Khris Davis, DH, Oakland A’s
There are models of consistency, and then there’s pre-2019 Khris Davis.
He was automatic to a comical degree. Between 2016 and 2018, he belted between 42 and 48 home runs while tallying between 102 and 123 RBI. More incredibly, he hit exactly .247 in four consecutive seasons and had a .244 average the year prior.
All of those stats suggest you should hide your eyes and divert your attention away from his injury-riddled 2019 season. Before being sidetracked by a hip injury suffered while running into an outfield wall, he looked like his normal self. Through 43 games, he had 12 homers and 29 RBI. Oh, and guess what he was hitting—.247, as per usual.
But he never got back on track from there. Over his final 90 games, he only had 11 home runs and batted a very un-Davis-like .207.
Was the now-32-year-old showing signs of a swift decline? Or was this the collateral damage from that collision with the fence? We’re willing to bet on the latter, especially at his more-than-reasonable price tag of a 174 ADP.
Paul DeJong, SS, St. Louis Cardinals
After previously flashing intriguing pop, Paul DeJong finally received a full-season workload in 2019. He promptly pounced on the opportunity with 30 homers, 97 runs, 78 RBI and even nine stolen bases.

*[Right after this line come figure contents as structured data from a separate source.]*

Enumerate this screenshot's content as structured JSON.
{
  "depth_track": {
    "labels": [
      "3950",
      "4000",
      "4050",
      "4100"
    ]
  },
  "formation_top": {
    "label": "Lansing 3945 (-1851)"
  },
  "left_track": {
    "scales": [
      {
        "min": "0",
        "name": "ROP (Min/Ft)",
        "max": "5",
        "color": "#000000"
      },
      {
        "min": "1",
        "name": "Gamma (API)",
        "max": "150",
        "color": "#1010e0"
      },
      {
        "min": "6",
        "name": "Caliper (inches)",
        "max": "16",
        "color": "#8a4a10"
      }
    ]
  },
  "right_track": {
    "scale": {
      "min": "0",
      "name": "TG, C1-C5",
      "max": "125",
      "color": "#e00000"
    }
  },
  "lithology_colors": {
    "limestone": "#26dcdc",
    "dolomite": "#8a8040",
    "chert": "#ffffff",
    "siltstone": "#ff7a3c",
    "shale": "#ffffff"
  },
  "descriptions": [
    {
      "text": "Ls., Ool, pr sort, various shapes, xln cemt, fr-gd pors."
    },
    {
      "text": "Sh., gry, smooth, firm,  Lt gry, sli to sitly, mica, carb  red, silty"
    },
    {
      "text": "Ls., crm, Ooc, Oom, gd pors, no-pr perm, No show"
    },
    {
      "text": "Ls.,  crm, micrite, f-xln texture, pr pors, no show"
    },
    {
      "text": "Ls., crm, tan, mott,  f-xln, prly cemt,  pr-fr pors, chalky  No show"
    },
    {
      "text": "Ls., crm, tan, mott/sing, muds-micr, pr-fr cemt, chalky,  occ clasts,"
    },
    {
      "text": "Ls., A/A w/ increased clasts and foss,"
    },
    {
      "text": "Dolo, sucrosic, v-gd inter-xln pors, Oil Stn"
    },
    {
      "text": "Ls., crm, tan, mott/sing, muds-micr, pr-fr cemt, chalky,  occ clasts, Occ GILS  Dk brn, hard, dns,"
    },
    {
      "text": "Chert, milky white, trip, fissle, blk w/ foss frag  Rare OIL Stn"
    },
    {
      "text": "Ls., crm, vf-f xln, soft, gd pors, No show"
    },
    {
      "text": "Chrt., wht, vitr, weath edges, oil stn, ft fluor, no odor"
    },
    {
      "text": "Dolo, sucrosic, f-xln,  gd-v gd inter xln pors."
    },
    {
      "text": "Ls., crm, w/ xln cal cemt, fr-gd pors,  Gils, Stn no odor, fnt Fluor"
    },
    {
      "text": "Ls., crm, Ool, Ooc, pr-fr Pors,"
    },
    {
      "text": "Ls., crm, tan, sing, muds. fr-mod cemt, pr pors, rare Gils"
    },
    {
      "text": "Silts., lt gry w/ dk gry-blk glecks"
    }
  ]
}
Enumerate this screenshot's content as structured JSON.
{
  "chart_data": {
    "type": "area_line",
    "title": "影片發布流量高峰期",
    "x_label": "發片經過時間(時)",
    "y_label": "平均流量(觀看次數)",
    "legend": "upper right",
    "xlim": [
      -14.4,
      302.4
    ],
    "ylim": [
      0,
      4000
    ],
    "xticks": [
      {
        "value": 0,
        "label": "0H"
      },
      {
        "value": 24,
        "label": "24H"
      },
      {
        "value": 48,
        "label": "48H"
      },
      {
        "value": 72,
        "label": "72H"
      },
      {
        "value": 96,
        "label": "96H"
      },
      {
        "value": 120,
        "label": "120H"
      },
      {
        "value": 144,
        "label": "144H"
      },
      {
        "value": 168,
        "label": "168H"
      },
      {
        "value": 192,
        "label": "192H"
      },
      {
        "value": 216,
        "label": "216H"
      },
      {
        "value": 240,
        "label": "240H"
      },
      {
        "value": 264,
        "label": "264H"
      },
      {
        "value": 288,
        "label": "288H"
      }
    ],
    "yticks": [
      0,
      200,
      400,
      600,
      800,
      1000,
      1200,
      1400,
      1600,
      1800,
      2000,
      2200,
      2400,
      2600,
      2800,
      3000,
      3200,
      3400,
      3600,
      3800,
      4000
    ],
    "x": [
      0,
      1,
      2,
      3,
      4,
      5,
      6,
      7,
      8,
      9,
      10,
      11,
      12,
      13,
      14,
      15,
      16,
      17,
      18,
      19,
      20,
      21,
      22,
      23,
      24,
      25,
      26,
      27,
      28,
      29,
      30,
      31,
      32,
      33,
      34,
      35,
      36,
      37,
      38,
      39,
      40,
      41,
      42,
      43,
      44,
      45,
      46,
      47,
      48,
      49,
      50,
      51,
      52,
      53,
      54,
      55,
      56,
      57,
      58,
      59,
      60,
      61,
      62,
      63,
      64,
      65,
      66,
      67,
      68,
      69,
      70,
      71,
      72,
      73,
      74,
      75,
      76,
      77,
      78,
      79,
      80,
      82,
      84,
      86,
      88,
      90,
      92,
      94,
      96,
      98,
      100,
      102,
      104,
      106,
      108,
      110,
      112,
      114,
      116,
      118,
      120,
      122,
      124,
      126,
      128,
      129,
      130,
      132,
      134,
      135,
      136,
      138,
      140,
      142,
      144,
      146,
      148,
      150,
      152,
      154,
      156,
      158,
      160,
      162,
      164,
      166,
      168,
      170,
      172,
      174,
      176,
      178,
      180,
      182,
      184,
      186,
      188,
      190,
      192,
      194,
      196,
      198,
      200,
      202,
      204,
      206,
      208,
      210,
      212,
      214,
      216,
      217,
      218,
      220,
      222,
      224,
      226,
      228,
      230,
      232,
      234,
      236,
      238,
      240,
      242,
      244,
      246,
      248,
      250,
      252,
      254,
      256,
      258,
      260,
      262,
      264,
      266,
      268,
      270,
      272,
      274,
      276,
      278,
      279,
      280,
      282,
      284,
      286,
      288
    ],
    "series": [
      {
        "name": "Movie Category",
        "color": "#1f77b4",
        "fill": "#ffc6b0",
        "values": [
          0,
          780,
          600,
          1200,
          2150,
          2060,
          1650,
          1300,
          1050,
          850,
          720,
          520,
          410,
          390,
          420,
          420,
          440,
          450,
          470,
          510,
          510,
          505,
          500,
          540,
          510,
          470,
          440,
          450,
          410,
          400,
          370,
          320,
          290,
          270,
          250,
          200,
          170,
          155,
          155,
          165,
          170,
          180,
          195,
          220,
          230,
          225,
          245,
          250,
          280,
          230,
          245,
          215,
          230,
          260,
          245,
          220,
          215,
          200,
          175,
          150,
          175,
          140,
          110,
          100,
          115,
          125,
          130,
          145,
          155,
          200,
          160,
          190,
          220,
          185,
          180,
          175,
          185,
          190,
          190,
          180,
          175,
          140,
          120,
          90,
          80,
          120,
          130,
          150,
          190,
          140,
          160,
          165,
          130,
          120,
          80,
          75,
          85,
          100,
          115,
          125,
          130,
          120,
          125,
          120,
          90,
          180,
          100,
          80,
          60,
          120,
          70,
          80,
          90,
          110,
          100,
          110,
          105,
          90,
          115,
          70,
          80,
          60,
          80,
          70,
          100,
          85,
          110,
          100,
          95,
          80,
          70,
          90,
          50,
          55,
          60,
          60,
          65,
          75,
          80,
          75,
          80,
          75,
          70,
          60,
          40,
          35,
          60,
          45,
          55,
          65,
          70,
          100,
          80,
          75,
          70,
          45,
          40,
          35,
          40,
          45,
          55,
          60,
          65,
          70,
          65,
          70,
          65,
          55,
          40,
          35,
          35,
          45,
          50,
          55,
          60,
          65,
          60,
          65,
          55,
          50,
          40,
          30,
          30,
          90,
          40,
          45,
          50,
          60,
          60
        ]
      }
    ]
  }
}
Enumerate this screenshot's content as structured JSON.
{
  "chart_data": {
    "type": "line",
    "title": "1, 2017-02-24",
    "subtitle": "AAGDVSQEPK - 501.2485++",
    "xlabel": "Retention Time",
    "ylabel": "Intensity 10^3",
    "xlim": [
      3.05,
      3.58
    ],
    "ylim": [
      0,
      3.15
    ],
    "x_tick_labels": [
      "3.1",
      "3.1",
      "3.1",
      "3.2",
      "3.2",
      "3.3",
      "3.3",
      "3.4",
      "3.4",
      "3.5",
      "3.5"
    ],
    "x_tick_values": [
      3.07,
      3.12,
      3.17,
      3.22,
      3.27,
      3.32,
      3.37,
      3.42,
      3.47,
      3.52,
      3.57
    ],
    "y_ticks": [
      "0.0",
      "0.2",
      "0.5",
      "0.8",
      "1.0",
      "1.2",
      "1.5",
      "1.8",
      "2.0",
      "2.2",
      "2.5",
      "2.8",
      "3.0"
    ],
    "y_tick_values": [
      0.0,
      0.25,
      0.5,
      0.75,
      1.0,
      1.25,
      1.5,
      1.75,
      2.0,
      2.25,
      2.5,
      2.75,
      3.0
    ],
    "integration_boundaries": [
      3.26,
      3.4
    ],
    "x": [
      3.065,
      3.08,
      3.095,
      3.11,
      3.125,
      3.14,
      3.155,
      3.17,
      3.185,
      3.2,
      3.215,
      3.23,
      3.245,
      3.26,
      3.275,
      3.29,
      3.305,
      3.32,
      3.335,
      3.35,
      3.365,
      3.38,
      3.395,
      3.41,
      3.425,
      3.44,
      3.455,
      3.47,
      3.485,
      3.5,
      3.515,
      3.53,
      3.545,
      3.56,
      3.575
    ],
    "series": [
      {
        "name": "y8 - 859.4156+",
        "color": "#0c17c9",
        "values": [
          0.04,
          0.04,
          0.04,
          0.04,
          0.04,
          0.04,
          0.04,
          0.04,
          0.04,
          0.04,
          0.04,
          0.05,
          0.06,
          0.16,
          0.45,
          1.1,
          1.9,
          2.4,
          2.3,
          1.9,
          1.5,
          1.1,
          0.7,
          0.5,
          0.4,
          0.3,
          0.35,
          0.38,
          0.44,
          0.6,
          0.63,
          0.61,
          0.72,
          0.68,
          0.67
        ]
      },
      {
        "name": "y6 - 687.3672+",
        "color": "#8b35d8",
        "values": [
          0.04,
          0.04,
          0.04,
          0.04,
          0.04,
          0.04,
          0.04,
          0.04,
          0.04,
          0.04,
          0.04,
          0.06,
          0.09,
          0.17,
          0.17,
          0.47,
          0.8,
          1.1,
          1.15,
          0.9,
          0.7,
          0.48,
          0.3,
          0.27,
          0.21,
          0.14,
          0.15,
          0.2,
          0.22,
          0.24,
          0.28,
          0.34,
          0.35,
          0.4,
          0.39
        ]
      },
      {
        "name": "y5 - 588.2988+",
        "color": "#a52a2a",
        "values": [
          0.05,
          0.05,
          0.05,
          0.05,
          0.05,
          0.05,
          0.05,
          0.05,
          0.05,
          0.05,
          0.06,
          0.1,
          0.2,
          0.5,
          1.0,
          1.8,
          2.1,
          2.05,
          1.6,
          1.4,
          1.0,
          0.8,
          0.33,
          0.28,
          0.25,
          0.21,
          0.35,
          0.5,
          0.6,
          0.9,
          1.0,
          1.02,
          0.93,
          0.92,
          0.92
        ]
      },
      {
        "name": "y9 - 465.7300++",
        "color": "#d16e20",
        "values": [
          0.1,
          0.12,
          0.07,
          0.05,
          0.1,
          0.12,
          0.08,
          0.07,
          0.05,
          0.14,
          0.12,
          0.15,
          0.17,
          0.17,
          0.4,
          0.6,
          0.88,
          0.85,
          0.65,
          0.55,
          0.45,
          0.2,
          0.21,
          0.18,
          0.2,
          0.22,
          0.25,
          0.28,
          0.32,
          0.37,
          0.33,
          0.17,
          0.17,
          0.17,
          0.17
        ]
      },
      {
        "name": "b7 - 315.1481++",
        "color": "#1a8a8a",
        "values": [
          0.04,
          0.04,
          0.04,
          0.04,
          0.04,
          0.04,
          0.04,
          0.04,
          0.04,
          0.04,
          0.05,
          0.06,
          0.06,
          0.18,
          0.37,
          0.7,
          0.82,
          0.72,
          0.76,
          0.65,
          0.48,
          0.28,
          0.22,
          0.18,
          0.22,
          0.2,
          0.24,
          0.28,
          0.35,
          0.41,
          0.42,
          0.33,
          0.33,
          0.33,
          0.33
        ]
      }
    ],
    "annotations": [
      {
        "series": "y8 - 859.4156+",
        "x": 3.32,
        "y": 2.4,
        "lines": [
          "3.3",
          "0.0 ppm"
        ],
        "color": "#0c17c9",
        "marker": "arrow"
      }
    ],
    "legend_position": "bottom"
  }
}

One year later, the fantasy community is somehow shrugging its shoulders at the breakout. His ADP sits at a head-scratching 187.
What’s the issue? Well, DeJong only hit .233, but two years prior, he was a .285 hitter, so the upward mobility is both obvious and significant. He also front-loaded some of his production—.258 batting average before the All-Star break, .202 after—but even then, he had more homers (17 to 13) and more RBI (42 to 36) in fewer games (72 to 87) in the first half than the second.
Perhaps he’s being penalized for the impressive depth at the position, but how many other shortstops are delivering 30 homers, nine steals and 175 combined runs and RBI? The answer: Not nearly enough to let him last as long on the draft board as he has been.